Gemma Birss’ The Gift was Highly Commended in the 2009 Frances Lincoln Diverse Voices children’s book award.
Gemma is a fabulously warm and energetic writer who has lived in Iran, Kenya, Zimbabwe, South Africa, Japan, France, India and England. She says she has “millions of stories from different countries and cultures in my head, all jostling with each other to be told.”
Here we interview Gemma about The Gift, her writing, and the magic of good cup of Tetleys.
The Gift tells the tale of Chipo, who wakes up one day in a strange place. She has no memories and has lost the ability to speak. The story follows Chipo through the African bush on an adventure involving witch doctors, Tokoloshes, crocodiles, snakes, magic and treachery. With an extraordinary ability to read the sky, Chipo’s adventures finally lead her to discover her true identity and the harrowing truth of her past.
‘I want to show you something,’ Tendai said, jumping up.
I followed her towards the lucky bean tree.
‘Do you think you can remember to climb?’ she asked.
Tendai climbed quickly. Her feet knew all the knots and ledges. I followed her carefully, putting my feet where her feet had been and using the same hand grips she used. She stopped at the top of the trunk where the branches split out in different directions. There was a hollow in the centre of these branches, which was big enough for us both to sit in. I clambered up after her.
An excited grin spread across Tendai’s face as she reached her hand into a small hole in one of the branches. I thought nervously about the boomslang that had fallen from this same tree. Pungwe’s warning rang through my head; I didn’t have my magic anymore. I no longer knew how to sing to snakes and I couldn’t protect either of us as I used to. I hoped that Tendai realized this too. She didn’t pull out a boomslang, though. She pulled out a handful of necklaces. My mouth fell open with surprise. There were necklaces made from lucky beans, necklaces made from bird feathers, necklaces made from small bones. I reached out to take the one that caught my eye. It was made from thousands of yellow, jagged teeth. My fingers closed around the sharp edges.
‘That one is made from crocodile’s teeth. It is to protect you from the crocodiles in this river. It is a Tokoloshe necklace. Pungwe gave it to you.’
What do you usually write about and who do you write for?

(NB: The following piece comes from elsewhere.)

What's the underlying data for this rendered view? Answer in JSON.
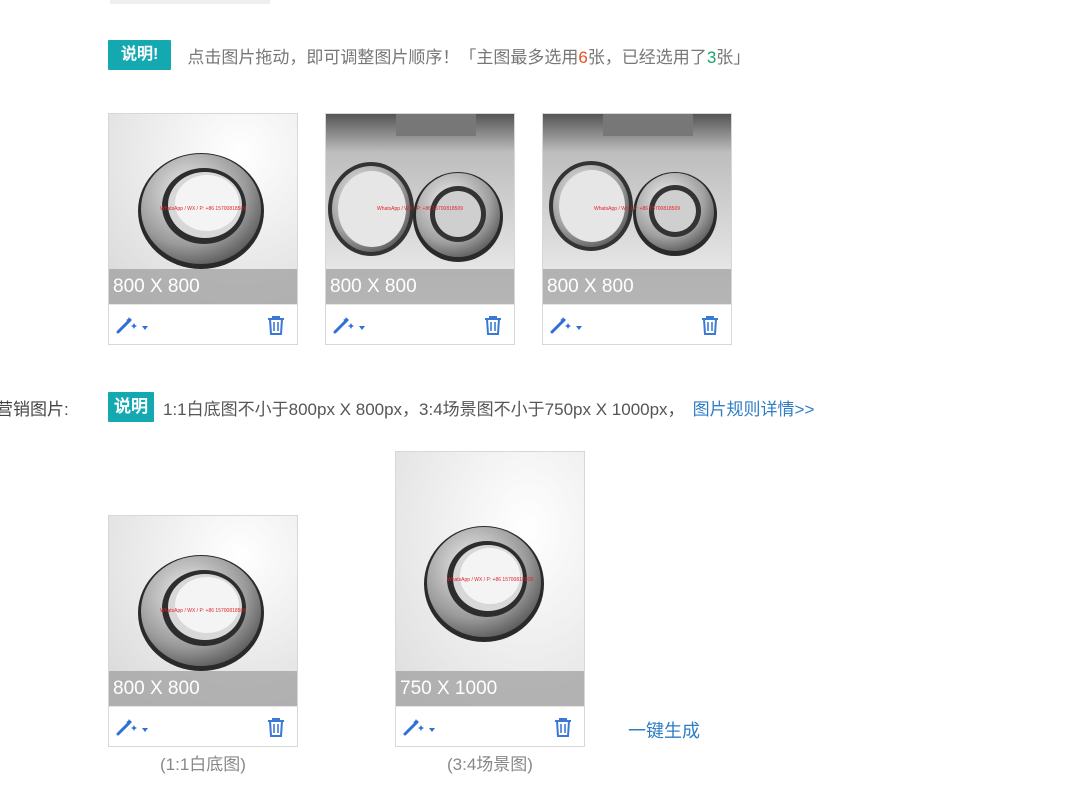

I usually tinker away at a little diary, which means I write mainly for me. In my diary, I write about my life. I like to capture all those millions of fleeting moments. It’s like a photo album but with words. I’m always pottering about in my diary, and I don’t ever leave home without it. I write whatever pops into my head so it’s a kaleidoscope of my thoughts. I suppose I use some of these ideas and expressions in my books, so in that way, I’m writing for everyone.
Why do you write?
I have to confess; when I’m writing a book, I don’t actually write it. The book writes itself; the words spill out onto the page as they please and I don’t have much say in the matter. When I wrote The Gift, it was incredibly exciting because I didn’t know how the story was going to unfold. Chipo was having all these brilliant adventures and I had to keep writing to see what would happen next! The main reason I write, though, is that when I write, I am superlatively happy. Happiness for me is a cup of Tetleys, a notebook and a black pen.

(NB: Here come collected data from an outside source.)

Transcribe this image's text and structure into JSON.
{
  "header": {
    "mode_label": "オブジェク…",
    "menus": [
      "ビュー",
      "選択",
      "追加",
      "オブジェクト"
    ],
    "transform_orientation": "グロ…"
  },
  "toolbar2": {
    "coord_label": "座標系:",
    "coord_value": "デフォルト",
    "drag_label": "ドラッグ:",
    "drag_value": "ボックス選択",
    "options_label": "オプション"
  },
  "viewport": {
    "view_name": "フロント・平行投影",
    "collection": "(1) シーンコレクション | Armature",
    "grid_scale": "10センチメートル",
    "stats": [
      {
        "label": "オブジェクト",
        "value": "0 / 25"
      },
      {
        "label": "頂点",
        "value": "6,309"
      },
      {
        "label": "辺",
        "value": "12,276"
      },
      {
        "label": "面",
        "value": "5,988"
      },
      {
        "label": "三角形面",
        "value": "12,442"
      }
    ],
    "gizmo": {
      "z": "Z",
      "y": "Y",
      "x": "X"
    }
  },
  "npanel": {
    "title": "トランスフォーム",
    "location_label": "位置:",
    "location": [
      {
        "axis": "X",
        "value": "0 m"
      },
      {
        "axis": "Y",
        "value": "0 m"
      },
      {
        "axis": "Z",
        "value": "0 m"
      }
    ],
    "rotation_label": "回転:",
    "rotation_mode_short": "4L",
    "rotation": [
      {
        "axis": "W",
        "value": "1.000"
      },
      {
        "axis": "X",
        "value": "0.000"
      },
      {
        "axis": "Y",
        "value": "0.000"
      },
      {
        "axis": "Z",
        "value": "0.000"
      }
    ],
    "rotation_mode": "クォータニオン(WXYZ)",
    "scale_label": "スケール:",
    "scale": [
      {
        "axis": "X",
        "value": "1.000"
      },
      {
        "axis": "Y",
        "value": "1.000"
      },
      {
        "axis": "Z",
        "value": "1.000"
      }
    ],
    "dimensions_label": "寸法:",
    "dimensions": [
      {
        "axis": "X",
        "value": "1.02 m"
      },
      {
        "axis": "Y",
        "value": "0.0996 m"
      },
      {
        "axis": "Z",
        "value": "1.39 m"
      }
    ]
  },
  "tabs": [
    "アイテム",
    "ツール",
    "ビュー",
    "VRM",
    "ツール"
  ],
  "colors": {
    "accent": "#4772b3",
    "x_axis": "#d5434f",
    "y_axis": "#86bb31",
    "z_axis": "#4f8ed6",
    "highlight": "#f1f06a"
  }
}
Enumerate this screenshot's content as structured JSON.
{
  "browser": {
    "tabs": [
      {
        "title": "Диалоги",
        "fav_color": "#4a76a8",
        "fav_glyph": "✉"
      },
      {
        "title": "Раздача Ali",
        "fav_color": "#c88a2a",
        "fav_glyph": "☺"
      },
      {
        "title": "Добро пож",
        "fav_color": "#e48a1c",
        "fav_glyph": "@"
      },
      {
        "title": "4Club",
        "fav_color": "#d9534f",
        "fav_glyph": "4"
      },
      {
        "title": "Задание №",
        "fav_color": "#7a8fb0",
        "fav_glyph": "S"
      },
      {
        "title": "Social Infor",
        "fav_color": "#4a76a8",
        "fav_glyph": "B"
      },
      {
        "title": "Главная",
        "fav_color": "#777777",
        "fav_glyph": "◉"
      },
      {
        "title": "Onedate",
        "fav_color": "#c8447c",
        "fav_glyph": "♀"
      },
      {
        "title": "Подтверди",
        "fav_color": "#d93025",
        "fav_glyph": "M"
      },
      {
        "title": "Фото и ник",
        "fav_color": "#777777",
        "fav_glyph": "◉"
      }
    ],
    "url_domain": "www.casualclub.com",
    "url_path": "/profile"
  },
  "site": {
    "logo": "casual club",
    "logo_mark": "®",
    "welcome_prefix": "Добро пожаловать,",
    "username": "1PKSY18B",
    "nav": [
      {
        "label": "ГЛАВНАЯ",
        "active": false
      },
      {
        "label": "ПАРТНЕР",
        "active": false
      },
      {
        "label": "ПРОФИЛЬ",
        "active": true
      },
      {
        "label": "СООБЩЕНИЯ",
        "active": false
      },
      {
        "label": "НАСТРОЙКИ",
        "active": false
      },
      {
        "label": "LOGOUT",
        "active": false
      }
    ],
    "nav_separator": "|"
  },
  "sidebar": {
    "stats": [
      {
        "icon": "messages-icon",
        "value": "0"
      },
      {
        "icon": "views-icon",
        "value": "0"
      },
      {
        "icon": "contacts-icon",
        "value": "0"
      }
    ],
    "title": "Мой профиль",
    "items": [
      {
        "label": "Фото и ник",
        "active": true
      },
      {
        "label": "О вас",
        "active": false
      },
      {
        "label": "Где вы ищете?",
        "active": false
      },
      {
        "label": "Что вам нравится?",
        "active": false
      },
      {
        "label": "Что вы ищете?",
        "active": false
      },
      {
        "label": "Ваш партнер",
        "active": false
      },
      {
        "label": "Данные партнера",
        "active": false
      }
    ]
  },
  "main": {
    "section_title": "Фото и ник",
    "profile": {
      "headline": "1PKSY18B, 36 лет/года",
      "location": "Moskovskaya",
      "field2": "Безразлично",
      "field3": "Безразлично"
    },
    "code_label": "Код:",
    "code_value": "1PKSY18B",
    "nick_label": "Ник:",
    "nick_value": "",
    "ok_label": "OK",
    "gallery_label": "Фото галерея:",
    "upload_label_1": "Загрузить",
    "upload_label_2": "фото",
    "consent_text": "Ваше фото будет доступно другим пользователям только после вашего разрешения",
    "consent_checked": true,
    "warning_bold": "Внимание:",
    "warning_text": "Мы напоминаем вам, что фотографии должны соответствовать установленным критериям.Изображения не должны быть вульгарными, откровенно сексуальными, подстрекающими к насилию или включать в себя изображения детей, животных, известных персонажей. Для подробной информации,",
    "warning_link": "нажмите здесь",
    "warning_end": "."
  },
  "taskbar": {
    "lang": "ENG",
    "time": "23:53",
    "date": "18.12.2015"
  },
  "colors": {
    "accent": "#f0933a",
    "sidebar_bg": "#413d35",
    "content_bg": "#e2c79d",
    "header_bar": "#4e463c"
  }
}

Where and when do you write?
I write everywhere, but I spend a lot of time writing on trains and buses. Long journeys are the best for writing – watching the world unravel past your window, you have all the time in the world for ideas to unfold.
What was your favourite book as a child?
Kpo the Leopard by Rene Guillot. It was the first book that I chose for mum to buy me.
Who is your favourite children’s author either writing today or from the past?
I still have a deliciously soft spot for Quentin Blake’s work, particularly his Lester goes to the Seaside. My favourite character from this book is Otto. Lester and Otto are at the beach and Otto picks up a stick to write his name in the sand. Then he tries to write his name backwards. It comes out as Otto. So he tries again, Otto, and again, Otto, and he gets very down in the mouth because, unlike Lester, his name is the same both forwards and backwards. Finally, an ingenious idea dawns; he grabs his stick and writes ‘Toot’! And then he dances about with glee at his cleverness. I also love Mini Grey and Oliver Jeffrey.
What are your plans for the future and for The Gift?
Whilst getting my story published, I’m also illustrating my picture books and training to be a Kundalini yoga teacher.
I’m working on a grown-up book at the moment too, which is a bit of a ‘spiritual journey’ kind of book… it’s taking its time to work its way out and is a challenging but really worthwhile process.
Who knows what the future holds – but if my past is anything to go by, it’s going to be an interesting ride!
Good luck with your writing and illustrating!!